Censorship privatised

2013-10-10 00:00

BANNED books locked away in library cupboards, gazetted lists of banned people who could not be quoted, ferocious restrictions on the press, and what were reputed to be over 100 statutes that limited the flow of information.

These were just a few examples of the system of state censorship that disappeared with the fall of apartheid in the early nineties. Under our present Constitution, most of apartheid’s censorship methods are outlawed and, apart from a few hardy surviving laws, have disappeared into history’s dustbin. We are now a thriving democracy that guarantees freedom of information, association and expression.

Or, are we? There is a great deal of worrying evidence that these democratic rights are under considerable stress. Recent examples concern the art works of Ayanda Mabula and Brett Murray, and the film Of Good Report, suggesting that the target is now graphic expression rather than the written word. Does this mean that prose is now not seen as particularly significant?

Censorship is no longer overtly the business of the state, but has been privatised by the majority party, various institutions and individuals in a variety of ways. One of the most shocking, partly because it raises barely a ripple of interest, is the fact that some parts of the country are no-go areas for opposition parties.

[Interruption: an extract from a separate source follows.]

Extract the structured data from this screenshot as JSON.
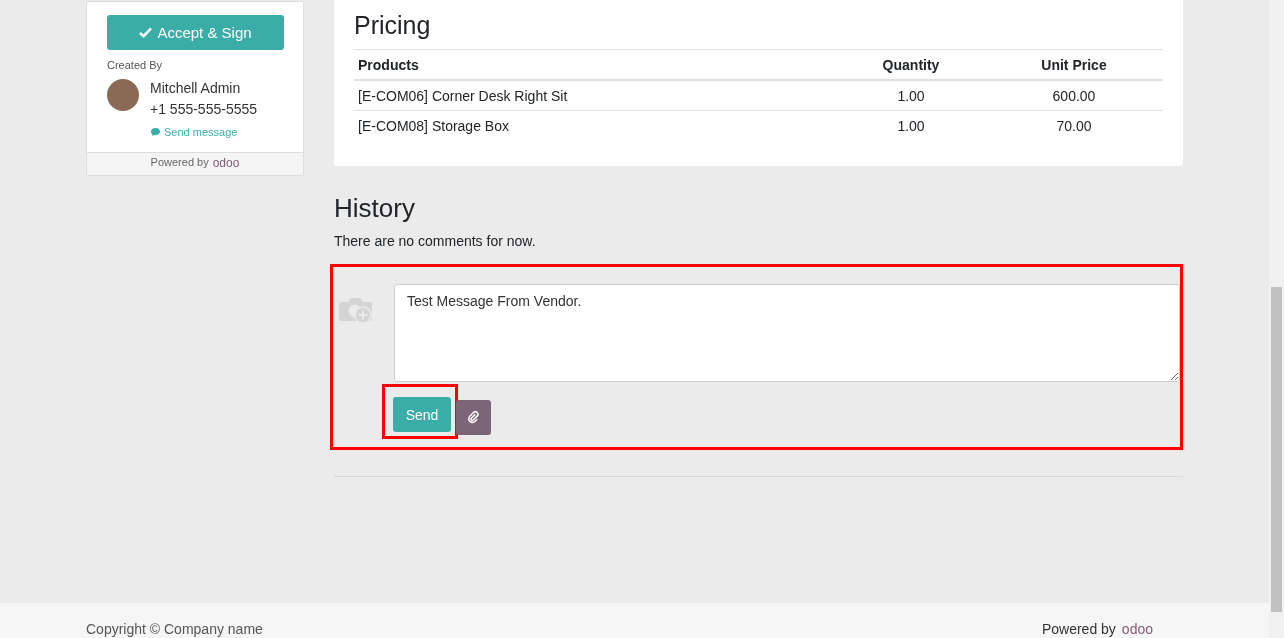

In a democracy, politics is a contest over ideas and their practical application. In South Africa, in some cases it is a matter of territorial occupation. KwaZulu-Natal offers salutary examples.

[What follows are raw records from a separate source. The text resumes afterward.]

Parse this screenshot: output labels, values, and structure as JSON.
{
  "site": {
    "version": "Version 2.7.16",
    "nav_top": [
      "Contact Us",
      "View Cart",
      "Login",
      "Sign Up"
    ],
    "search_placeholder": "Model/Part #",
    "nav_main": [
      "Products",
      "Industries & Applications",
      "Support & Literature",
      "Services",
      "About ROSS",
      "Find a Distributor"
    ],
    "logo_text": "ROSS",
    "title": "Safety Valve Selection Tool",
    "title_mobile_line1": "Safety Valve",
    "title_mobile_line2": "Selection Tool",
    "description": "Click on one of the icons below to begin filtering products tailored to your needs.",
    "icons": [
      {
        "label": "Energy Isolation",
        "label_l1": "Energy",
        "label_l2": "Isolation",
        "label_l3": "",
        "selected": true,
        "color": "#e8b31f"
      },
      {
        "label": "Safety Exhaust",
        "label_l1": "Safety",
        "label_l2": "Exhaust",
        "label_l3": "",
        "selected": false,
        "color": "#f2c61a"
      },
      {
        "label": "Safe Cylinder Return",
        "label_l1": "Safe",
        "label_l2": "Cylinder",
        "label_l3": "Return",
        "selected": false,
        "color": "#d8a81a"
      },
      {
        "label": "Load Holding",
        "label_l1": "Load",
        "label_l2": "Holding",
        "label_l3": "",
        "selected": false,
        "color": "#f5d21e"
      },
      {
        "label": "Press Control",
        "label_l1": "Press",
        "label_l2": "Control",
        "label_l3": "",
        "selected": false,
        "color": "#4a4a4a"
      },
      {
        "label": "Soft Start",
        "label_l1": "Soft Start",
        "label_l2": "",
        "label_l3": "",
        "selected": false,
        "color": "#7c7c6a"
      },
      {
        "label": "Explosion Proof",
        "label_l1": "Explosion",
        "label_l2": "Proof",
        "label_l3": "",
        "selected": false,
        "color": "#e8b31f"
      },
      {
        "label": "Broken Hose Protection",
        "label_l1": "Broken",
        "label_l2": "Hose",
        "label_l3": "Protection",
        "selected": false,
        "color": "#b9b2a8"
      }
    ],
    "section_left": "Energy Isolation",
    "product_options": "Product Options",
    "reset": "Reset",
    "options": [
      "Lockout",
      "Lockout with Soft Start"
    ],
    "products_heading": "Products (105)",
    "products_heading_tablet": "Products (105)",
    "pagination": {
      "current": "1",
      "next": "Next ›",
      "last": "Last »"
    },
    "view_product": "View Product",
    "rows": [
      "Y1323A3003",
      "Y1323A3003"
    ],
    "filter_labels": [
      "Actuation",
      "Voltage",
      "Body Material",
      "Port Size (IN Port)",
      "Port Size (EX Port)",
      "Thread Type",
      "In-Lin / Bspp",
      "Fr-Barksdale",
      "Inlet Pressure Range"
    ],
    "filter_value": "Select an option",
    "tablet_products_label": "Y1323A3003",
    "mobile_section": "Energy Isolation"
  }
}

Then there is the silencing of dissident voices. Whistle-blowing and the expression of contrary opinion is met not with reason, but intimidatory responses about defamation and accusations about bringing institutions “into disrepute”.

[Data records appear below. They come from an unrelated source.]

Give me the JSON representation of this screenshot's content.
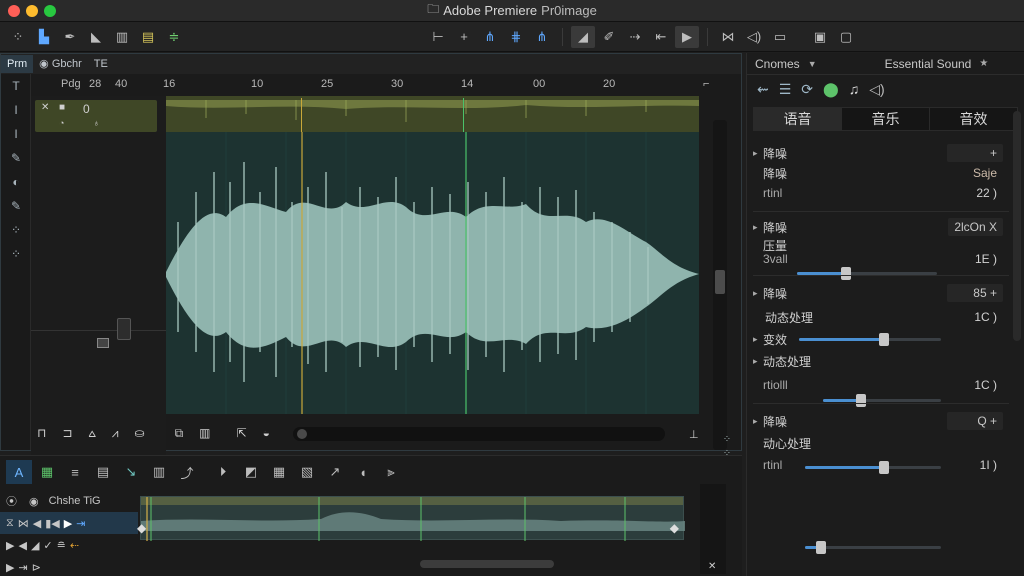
{
  "window": {
    "title_main": "Adobe Premiere ",
    "title_suffix": "Pr0image"
  },
  "traffic_lights": {
    "close": "#ff5f57",
    "minimize": "#febc2e",
    "zoom": "#28c840"
  },
  "toolbar": {
    "left_icons": [
      "grid-icon",
      "select-icon",
      "pen-icon",
      "hand-icon",
      "bars-icon",
      "level-icon",
      "eq-icon"
    ],
    "center_icons": [
      "trim-icon",
      "plus-icon",
      "wave-icon",
      "wave-icon",
      "wave-icon",
      "brush-icon",
      "cursor-icon",
      "arrow-icon",
      "cut-icon",
      "play-icon",
      "sep",
      "x-icon",
      "speaker-icon",
      "film-icon",
      "monitor-icon",
      "square-icon"
    ]
  },
  "source_panel": {
    "tabs": [
      "Prm",
      "Gbchr",
      "TE"
    ],
    "ruler_labels": [
      "Pdg",
      "28",
      "40",
      "16",
      "10",
      "25",
      "30",
      "14",
      "00",
      "20"
    ],
    "track_value": "0",
    "left_tools": [
      "T",
      "I",
      "I",
      "✎",
      "◐",
      "✎",
      "⁘",
      "⁘"
    ]
  },
  "timeline": {
    "tools": [
      "A",
      "▦",
      "≡",
      "▤",
      "↘",
      "▥",
      "⤴",
      "⏵",
      "◩",
      "▦",
      "▧",
      "↗",
      "◖",
      "⫸"
    ],
    "track_label": "Chshe TiG"
  },
  "essential_sound": {
    "tab_left": "Cnomes",
    "tab_right": "Essential Sound",
    "types": [
      "语音",
      "音乐",
      "音效"
    ],
    "rows": [
      {
        "label": "降噪",
        "badge": "+"
      },
      {
        "label": "降噪",
        "right_text": "Saje"
      },
      {
        "label": "rtinl",
        "value": "22 )"
      },
      {
        "label": "降噪",
        "badge": "2lcOn X"
      },
      {
        "label": "压量",
        "sub": "3vall",
        "value": "1E )"
      },
      {
        "label": "降噪",
        "badge": "85 +"
      },
      {
        "label": "动态处理",
        "value": "1C )"
      },
      {
        "label": "变效"
      },
      {
        "label": "动态处理"
      },
      {
        "label": "rtiolll",
        "value": "1C )"
      },
      {
        "label": "降噪",
        "badge": "Q +"
      },
      {
        "label": "动心处理"
      },
      {
        "label": "rtinl",
        "value": "1I )"
      }
    ],
    "sliders": [
      0.35,
      0.6,
      0.32,
      0.58,
      0.12
    ]
  }
}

The balance of power on the terrain of public debate is heavily weighted in favour of the powerful, influential and prosperous. This is not surprising with a political culture increasingly leaning towards ethnic nationalism, traditionalism and patriarchy, and the ANC apparently destined to govern the country until the Second Coming.

Leader of Agang, Mamphela Ramphele, has noted the deficit of citizenship that results from an unwillingness to criticise what South Africans mistakenly persist in calling the “ruling party”. People are only too aware of the potential consequences for their businesses or prospects of promotion. Dikgeng Moseneke, who should be chief justice, is a case in point. This is, of course, why the survival of an independent press that stands up for individuals and groups in the face of the unreasonable or abusive use of power is so crucial, and why the government still punts the idea of a media tribunal.

The struggles of the past were not simply political, not just about winning every adult’s right to vote each five years in national, provincial and local elections. They were multidimensional. Look at today’s work places: the struggle for ordinary people was also about respect and rights in employment.

In the public sector, employees are gagged by their conditions of service and public utterances are restricted to spokespeople who can shut down the flow of information at will by silence, obfuscation or blatant delaying tactics.

How many times a week do we hear on the airwaves from a spin doctor that a judgment, however obvious in meaning, is “being studied”?

In the private sector people are fearful for their jobs. Even raising mundane issues, such as parking or toilets, is regarded all round as a surprising challenge.

Young people in particular, it seems, take it as given that unanswerable power rests with management. For all their glaring deficiencies, this is why trade unions are vital to the freedoms essential to democracy. They not only look after material issues, but provide the figurative muscle to promote a climate of mutual respect and the protection of civil rights.

Those who foresaw the implications of an ANC-dominated Westminster-style parliamentary dispensation and successfully promoted a constitutional democracy deserve our gratitude. But this has presented its own challenges.

The power of the courts to interpret the Constitution has led to a tendency towards legalism and a growing temptation to use legal channels to clamp down on the flow of information.

Even when the courts decide that this is unacceptable, judgments are ignored by politicians and public servants, in clear contempt of the rule of law.

We have moved from one culture of censorship to another. The heavy hand of apartheid officialdom has disappeared. But more obscure forms of control and resultant self-censorship flourish.